Robert, lui, est de cet acabit. Le "bon père de famille". Qui reste coûte que coûte. A la limite, on comprend le désir de durer (surtout à un âge où ça sent le sapin) mais quand on se sait indéboulonnable, pourquoi s'asseoir sur une chaise et truquer sans cesse les élections alors qu'on peut se reposer à volonté sur un trône ? "Allez, ça recommence !". Bah quoi, c'est logique. Une monarchie authentique a plus de valeur qu'une république viciée. Pourquoi jouer la comédie et ne pas installer tout bonnement une monarchie ? L'envie est là, les structures sont là, le consentement est là. Car même l'Africain de base a bien noté que ses dirigeants ont la vilaine tendance à se maintenir à demeure. Pourquoi devenir autocrate alors qu'on peut être monarque, comprends pas...
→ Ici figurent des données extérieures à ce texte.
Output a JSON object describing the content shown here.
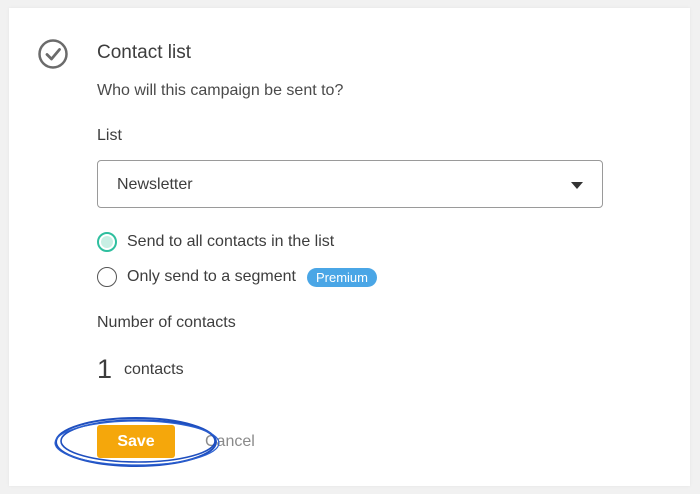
{
  "section": {
    "title": "Contact list",
    "question": "Who will this campaign be sent to?"
  },
  "list": {
    "label": "List",
    "selected": "Newsletter"
  },
  "options": [
    {
      "label": "Send to all contacts in the list",
      "selected": true
    },
    {
      "label": "Only send to a segment",
      "selected": false,
      "badge": "Premium"
    }
  ],
  "contacts": {
    "label": "Number of contacts",
    "count": "1",
    "unit": "contacts"
  },
  "actions": {
    "save_label": "Save",
    "cancel_label": "Cancel"
  },
  "colors": {
    "accent_save": "#f5a70b",
    "radio_selected": "#2fbf9f",
    "badge": "#4aa6e6",
    "highlight_ring": "#1f4fbf"
  },
  "icons": {
    "status": "check-circle-icon",
    "dropdown": "caret-down-icon"
  }
}
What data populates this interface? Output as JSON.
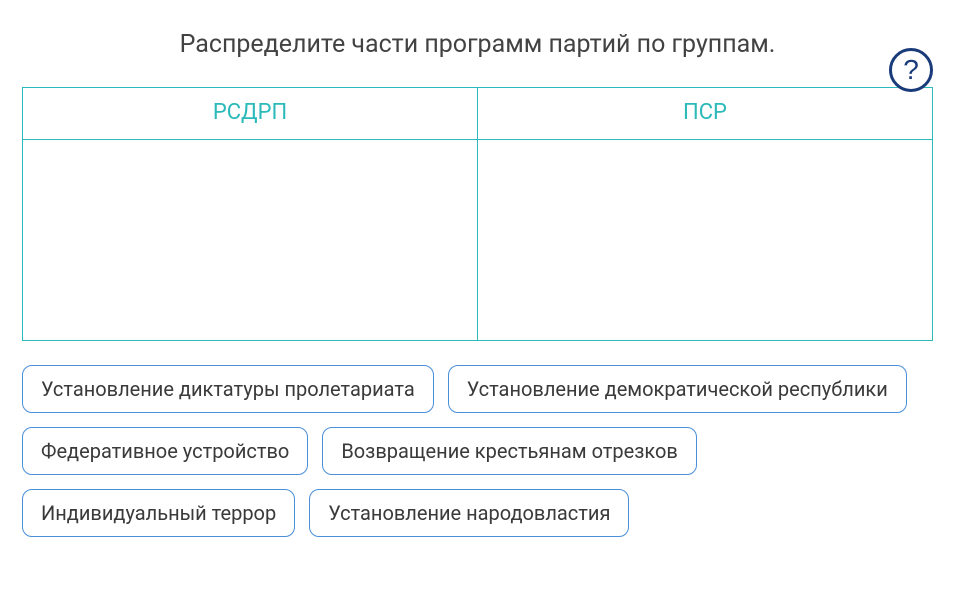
{
  "instruction": "Распределите части программ партий по группам.",
  "help_label": "?",
  "columns": [
    {
      "title": "РСДРП"
    },
    {
      "title": "ПСР"
    }
  ],
  "chips": [
    "Установление диктатуры пролетариата",
    "Установление демократической республики",
    "Федеративное устройство",
    "Возвращение крестьянам отрезков",
    "Индивидуальный террор",
    "Установление народовластия"
  ]
}
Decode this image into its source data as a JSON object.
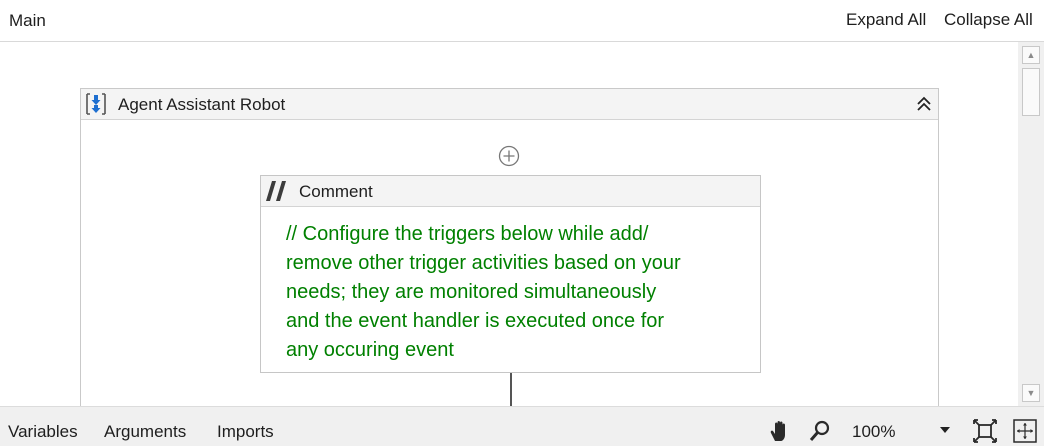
{
  "header": {
    "title": "Main",
    "expand_all": "Expand All",
    "collapse_all": "Collapse All"
  },
  "sequence": {
    "title": "Agent Assistant Robot",
    "icon": "sequence-icon",
    "collapse_icon": "double-chevron-up-icon"
  },
  "add_activity_icon": "plus-circle-icon",
  "comment": {
    "title": "Comment",
    "icon": "comment-icon",
    "lines": [
      "// Configure the triggers below while add/",
      "remove other trigger activities based on your",
      "needs; they are monitored simultaneously",
      "and the event handler is executed once for",
      "any occuring event"
    ],
    "text_color": "#008000"
  },
  "footer": {
    "tabs": [
      "Variables",
      "Arguments",
      "Imports"
    ],
    "zoom": "100%",
    "icons": [
      "hand-pan-icon",
      "zoom-search-icon",
      "fit-to-screen-icon",
      "overview-icon"
    ]
  }
}
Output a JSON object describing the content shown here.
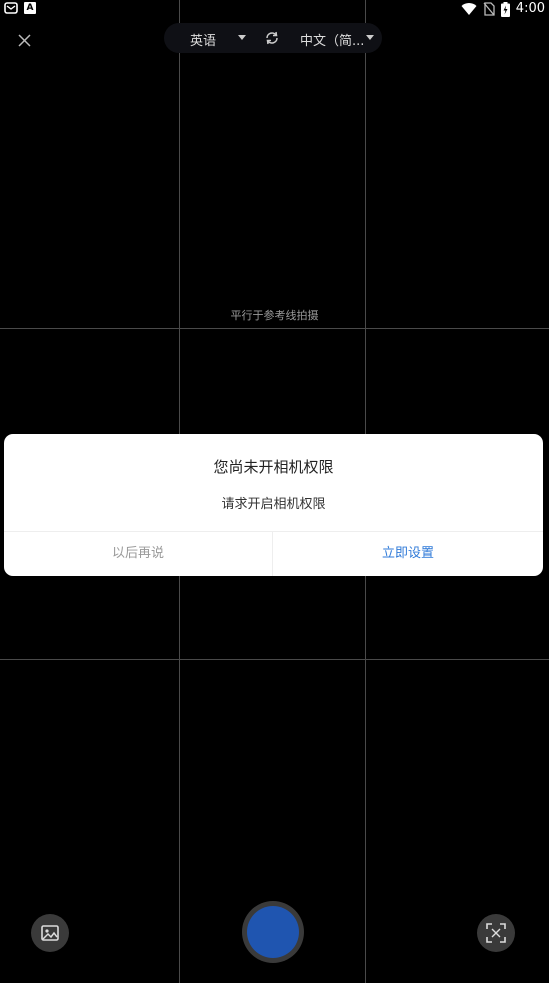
{
  "status_bar": {
    "time": "4:00",
    "left_icons": [
      "notification-icon",
      "a-icon"
    ],
    "right_icons": [
      "wifi-icon",
      "no-sim-icon",
      "battery-charging-icon"
    ],
    "a_icon_glyph": "A"
  },
  "top_bar": {
    "source_language": "英语",
    "target_language": "中文（简...",
    "close_icon": "close-icon",
    "swap_icon": "swap-icon"
  },
  "viewfinder": {
    "hint": "平行于参考线拍摄"
  },
  "dialog": {
    "title": "您尚未开相机权限",
    "message": "请求开启相机权限",
    "later_label": "以后再说",
    "settings_label": "立即设置",
    "settings_color": "#2f7ad8"
  },
  "bottom_controls": {
    "gallery_icon": "image-icon",
    "shutter_color": "#1f55b0",
    "scan_icon": "scan-icon"
  }
}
D'autant que les roitelets de province ne manquent pas dans ce continent. Il existe même un "forum des rois, sultans, princes, cheikhs et chefs coutumiers d'Afrique". Si, si. "Même que" Khadafi s'était proclamé Roi des rois. Admirez-moi ça (pour le seul Nigeria), j'en passe et des meilleurs :
Et il y a Mswati III du Swaziland, Letsie III du Lesotho et Mohammed VI du Maroc. Ces derniers jouent naturellement dans la cour des grands. C'est la mode. Jadis, l'empereur Haïlé Sélassié Ier d'Ethiopie pouvait se targuer d'être le chef d'une des plus vieilles dynasties régnantes. L'empereur Bokassa Ier du Centrafrique faisait plus rire qu'autre chose. "Ouais, c'était n'importe nawak han !". Pourquoi donc ? Quand le noblaillon Bonaparte qui n'avait aucune raison de devenir empereur le devient, ça fait distingué et ses descendants portent fièrement les titres de princes et princesses. Idem pour les Pahlavis. Deux générations suffisent pour devenir respectable. Et une impératrice en exil, c'est toujours chic... Mais quand un gus africain ose la même chose, c'est évidemment une connerie et il ne viendra à l'idée de personne de considérer ses descendants comme "Ses Altesses Impériales"...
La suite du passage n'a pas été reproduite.